To: russwinter who wrote (11426)4/6/2004 3:47:15 PM
From: ild  Read Replies (1) | Respond to of 110194
 
Inflation watch:
latimes.com

22 Freeway's Latest Setback: High Bids
Hopes are dashed yet again for a smooth process of improving an O.C. route that has had no major work since opening in the 1960s.
...
Officials for the Orange County Transportation Authority said Monday that bids from Kiewit Pacific and Granite Construction well exceed an official estimate of $185 million to overhaul the main part of the 22 Freeway, from Brookhurst Street in Garden Grove to Main Street in Orange.
...
OCTA officials say the high bids might stem from inflation in the construction industry. The industry has been beset recently by dramatic cost increases for fuel, steel and lumber. The price of steel, which reinforces pavement and bridges, rose at least 20% in the first quarter this year.

Because of increasing demand for construction in the United States and abroad, some forecasts show that construction costs overall will rise more than 25% in the U.S. this year.

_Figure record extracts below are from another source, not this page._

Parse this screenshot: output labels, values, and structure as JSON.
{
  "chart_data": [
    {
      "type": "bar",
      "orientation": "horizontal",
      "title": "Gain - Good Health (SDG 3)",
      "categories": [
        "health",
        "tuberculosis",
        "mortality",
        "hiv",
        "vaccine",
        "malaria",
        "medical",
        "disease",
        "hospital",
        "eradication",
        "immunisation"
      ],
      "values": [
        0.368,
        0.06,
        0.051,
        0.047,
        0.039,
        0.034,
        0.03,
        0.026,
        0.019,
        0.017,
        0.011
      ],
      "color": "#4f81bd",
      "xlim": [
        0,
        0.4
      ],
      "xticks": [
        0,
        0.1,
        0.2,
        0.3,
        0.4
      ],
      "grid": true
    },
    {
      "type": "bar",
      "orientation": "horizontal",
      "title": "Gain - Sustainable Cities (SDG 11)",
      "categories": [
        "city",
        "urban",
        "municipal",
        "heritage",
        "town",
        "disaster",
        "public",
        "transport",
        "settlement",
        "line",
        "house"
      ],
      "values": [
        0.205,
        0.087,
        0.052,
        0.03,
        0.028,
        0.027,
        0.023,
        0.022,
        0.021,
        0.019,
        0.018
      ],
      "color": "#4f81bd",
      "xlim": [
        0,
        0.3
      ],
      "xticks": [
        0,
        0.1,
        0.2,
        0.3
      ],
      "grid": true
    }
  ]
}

To: russwinter who wrote (11426)4/6/2004 11:18:06 PM
From: ild  Read Replies (2) | Respond to of 110194
 
Chart and text from today's ContraryInvestor:

idorfman.com

Despite the rather subdued headline PPI number for February, the core intermediate price index experienced its largest one month gain in nine years. In spite of the messages from an apparently deaf, dumb and blind Fed, growing inflationary pressures are in plain sight. And to us, it is crystal clear that the Greenspan Fed is actively choosing to ignore what it has not ignored at all over the past decade. As you'll see below, literally every time the ISM prices paid component has spiked over the last decade, it has led to a rather quick Funds rate increase response by the Fed. Every time except during the current experience, that is. ISM prices paid spikes as we have now realized have in the past led to at least a near term 200 basis point increase in the Fed Funds rate. As you can clearly see, in 1994 it was a 300 basis point rise. If the current recovery is anything near normal, then why are Fed actions completely abnormal relative to time honored indicators of inflationary pressure? The question becomes louder with each passing economic statistic. Why does the Fed continue to price the Funds rate for a crisis environment?